If you’re concerned with airtightedness – it’s best to buy your buckets and lids at the same time from the same place so you can be assured they will work together seamlessly. And make sure they’re labeled food grade if you’ll be using them to store food. Here’s a great example of food grade buckets that come with their own airtight lids.
Keeping 5 Gallon Buckets Airtight
Your 5 gallon buckets can’t be truly airtight without a rubber sealed lid. The lids I use most are snap lids with a rubber gasket. You have to make sure you press them down hard all around the rim until you don’t hear any more clicks – that’s how you know you’ve made your bucket airtight.
I lose my rubber seals frequently. So learn from my mistakes and always check to see if your seals are still in your lid before assuming that your bucket is airtight!
When opening these very well sealed buckets, you will probably want to use a bucket wrench unless you don’t mind getting painful “bucket fingers!”
Gamma Seal Lids: Also Airtight!
A reader on our flood preparation with 5 gallon buckets guide helpfully informed me that rubber seal snap lids aren’t the only airtight lid for a 5 gallon bucket. Gamma Seal Lids work just as well.
I wasn’t so sure about this because I didn’t think Gamma Lids had a rubber seal around the rim of the screwing part of the lid – but I was completely wrong!
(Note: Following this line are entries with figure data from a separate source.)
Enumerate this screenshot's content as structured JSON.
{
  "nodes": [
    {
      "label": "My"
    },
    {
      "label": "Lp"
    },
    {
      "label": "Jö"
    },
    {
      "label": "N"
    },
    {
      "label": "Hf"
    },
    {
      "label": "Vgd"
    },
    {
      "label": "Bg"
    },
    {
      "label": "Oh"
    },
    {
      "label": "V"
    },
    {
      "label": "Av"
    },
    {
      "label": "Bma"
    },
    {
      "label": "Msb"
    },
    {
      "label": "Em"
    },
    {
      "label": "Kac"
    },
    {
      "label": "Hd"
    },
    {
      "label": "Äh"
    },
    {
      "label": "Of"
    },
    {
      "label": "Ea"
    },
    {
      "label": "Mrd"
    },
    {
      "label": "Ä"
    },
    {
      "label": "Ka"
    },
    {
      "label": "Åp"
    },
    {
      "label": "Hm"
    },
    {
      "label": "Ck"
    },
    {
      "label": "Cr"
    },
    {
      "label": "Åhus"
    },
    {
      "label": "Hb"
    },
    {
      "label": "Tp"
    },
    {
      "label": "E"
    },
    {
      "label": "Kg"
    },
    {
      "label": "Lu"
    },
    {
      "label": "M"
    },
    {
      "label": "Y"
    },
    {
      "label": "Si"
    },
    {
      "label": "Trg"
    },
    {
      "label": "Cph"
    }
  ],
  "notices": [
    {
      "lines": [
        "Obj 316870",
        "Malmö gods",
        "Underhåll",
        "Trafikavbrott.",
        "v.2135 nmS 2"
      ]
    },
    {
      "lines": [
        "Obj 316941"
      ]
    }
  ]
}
They’ve snuck a seal in right against the top of the screw-on portion which seals them up tight as long as you screw them on all the way.
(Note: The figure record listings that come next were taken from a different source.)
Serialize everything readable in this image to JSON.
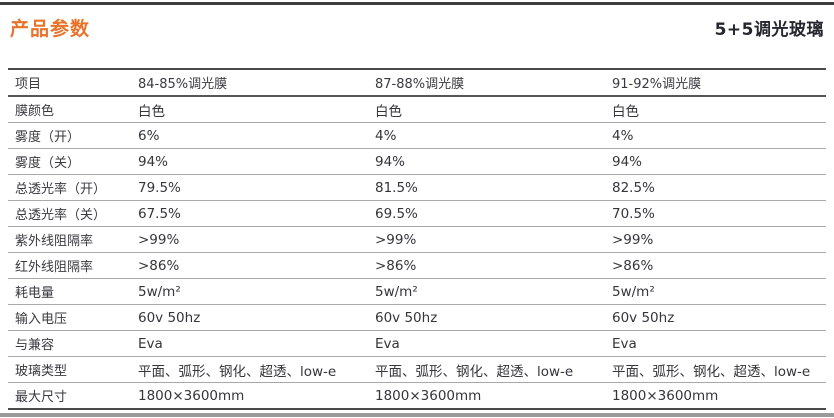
{
  "page": {
    "title": "产品参数",
    "subtitle": "5+5调光玻璃",
    "accent_color": "#E8732A",
    "subtitle_color": "#26262E",
    "rule_color": "#3D3D3D"
  },
  "table": {
    "header": [
      "项目",
      "84-85%调光膜",
      "87-88%调光膜",
      "91-92%调光膜"
    ],
    "rows": [
      {
        "label": "膜颜色",
        "values": [
          "白色",
          "白色",
          "白色"
        ]
      },
      {
        "label": "雾度（开）",
        "values": [
          "6%",
          "4%",
          "4%"
        ]
      },
      {
        "label": "雾度（关）",
        "values": [
          "94%",
          "94%",
          "94%"
        ]
      },
      {
        "label": "总透光率（开）",
        "values": [
          "79.5%",
          "81.5%",
          "82.5%"
        ]
      },
      {
        "label": "总透光率（关）",
        "values": [
          "67.5%",
          "69.5%",
          "70.5%"
        ]
      },
      {
        "label": "紫外线阻隔率",
        "values": [
          ">99%",
          ">99%",
          ">99%"
        ]
      },
      {
        "label": "红外线阻隔率",
        "values": [
          ">86%",
          ">86%",
          ">86%"
        ]
      },
      {
        "label": "耗电量",
        "values": [
          "5w/m²",
          "5w/m²",
          "5w/m²"
        ]
      },
      {
        "label": "输入电压",
        "values": [
          "60v 50hz",
          "60v 50hz",
          "60v 50hz"
        ]
      },
      {
        "label": "与兼容",
        "values": [
          "Eva",
          "Eva",
          "Eva"
        ]
      },
      {
        "label": "玻璃类型",
        "values": [
          "平面、弧形、钢化、超透、low-e",
          "平面、弧形、钢化、超透、low-e",
          "平面、弧形、钢化、超透、low-e"
        ]
      },
      {
        "label": "最大尺寸",
        "values": [
          "1800×3600mm",
          "1800×3600mm",
          "1800×3600mm"
        ]
      }
    ]
  }
}
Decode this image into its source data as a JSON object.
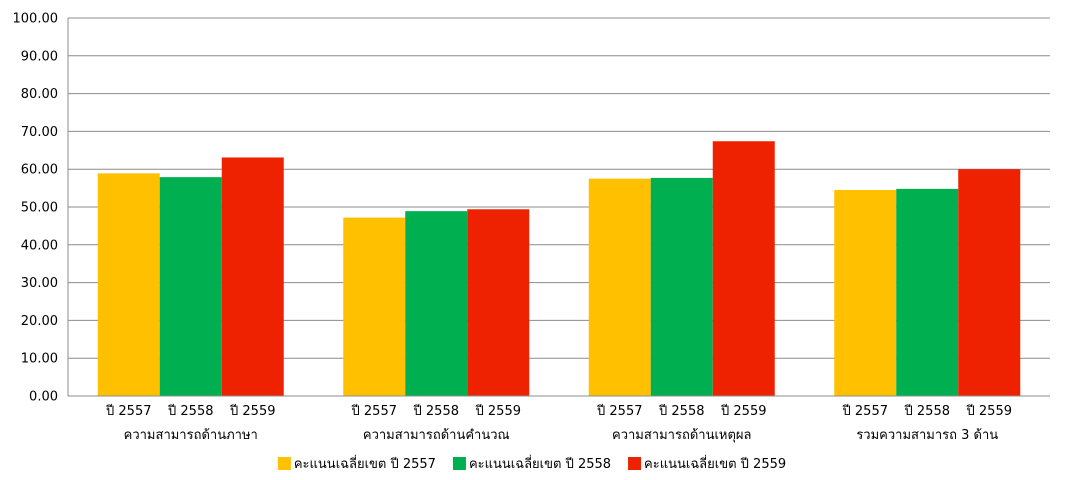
{
  "chart_data": {
    "type": "bar",
    "title": "",
    "xlabel": "",
    "ylabel": "",
    "ylim": [
      0,
      100
    ],
    "yticks": [
      "0.00",
      "10.00",
      "20.00",
      "30.00",
      "40.00",
      "50.00",
      "60.00",
      "70.00",
      "80.00",
      "90.00",
      "100.00"
    ],
    "grid": true,
    "legend_position": "bottom",
    "categories": [
      "ความสามารถด้านภาษา",
      "ความสามารถด้านคำนวณ",
      "ความสามารถด้านเหตุผล",
      "รวมความสามารถ 3 ด้าน"
    ],
    "bar_labels": [
      "ปี 2557",
      "ปี 2558",
      "ปี 2559"
    ],
    "series": [
      {
        "name": "คะแนนเฉลี่ยเขต ปี 2557",
        "color": "#FFC000",
        "values": [
          58.9,
          47.2,
          57.5,
          54.5
        ]
      },
      {
        "name": "คะแนนเฉลี่ยเขต ปี 2558",
        "color": "#00B050",
        "values": [
          57.9,
          48.9,
          57.7,
          54.8
        ]
      },
      {
        "name": "คะแนนเฉลี่ยเขต ปี 2559",
        "color": "#EE2200",
        "values": [
          63.1,
          49.4,
          67.4,
          60.0
        ]
      }
    ]
  }
}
Small Scale Kitchen Airtight Storage Containeiners
Airtight storage is important for food kept in the fridge, but unless you’re lucky enough to have a walk-in cooler you probably don’t have room in your food chiller for even one 5 gallon bucket.
For leftovers, we use these glass containers with locking seal lids called Glass Lock containers. We have a really hard time now going back to flimsy plastic Tupperware.
How’s that for a perfect seal!? When I snapped these photos I left the container upside-down on the carpet for about half an hour. Not one drop managed to sneak through!
Larger Airtight Containers
If you need airtight containers larger than 5 gallons you have to ask yourself – how airtight does this really need to be? Rubbermaid 18 gal totes are sort of airtight, but the lids don’t secure as well as 5 gallon bucket. They’ll keep a loaf of bread fresh but any pressure changes or moderate jouncing will break the seal. I haven’t really come across truly airtight storage containers larger than 5 gallons, but I can’t wait to be proven wrong!
55 Gallon drums are certainly airtight – unless you cut the top off like we like to do – but they are really only good for storing liquids due to their relatively small spout. Even if you managed to stuff a bunch of your winter clothes into one of these, you can forget about ever getting them out again.
Oxygen Absorbers and Moisture Absorbers
You can easily double or triple your food’s shelf life if you can keep it airtight. Two big enemies of food stores are moisture and oxygen, and an airtight seal will keep both of them out for good.
So you’ve got your airtight seal which keeps moisture and oxygen out – but what about the moisture and oxygen that you just trapped inside? Well that’s why moisture and oxygen absorbers are being used more and more to keep contents fresh. It’s sort of like getting the benefits of vacuum packing without actually having to vacuum pack anything.
You’re probably already pretty familiar with moisture absorbers. If you’ve ever found a packet of “silica gel” in amongst the packaging for shoes, electronics, or even dried meat – you’ve found yourself a moisture absorber. Might want to start hanging onto those, you can reuse them inside your airtight storage containers.
I make my own low budget moisture absorbers by stapling fabric around some rice. I use just a paper towel if I don’t have fabric readily available. You can make these packs larger depending on the moisture level you’re dealing with inside your bucket.
Oxygen absorbers aren’t so simple to make yourself. There’s some slightly more advanced chemistry going on here, so it may be better to just buy a pack of 100 which should last a pretty long time.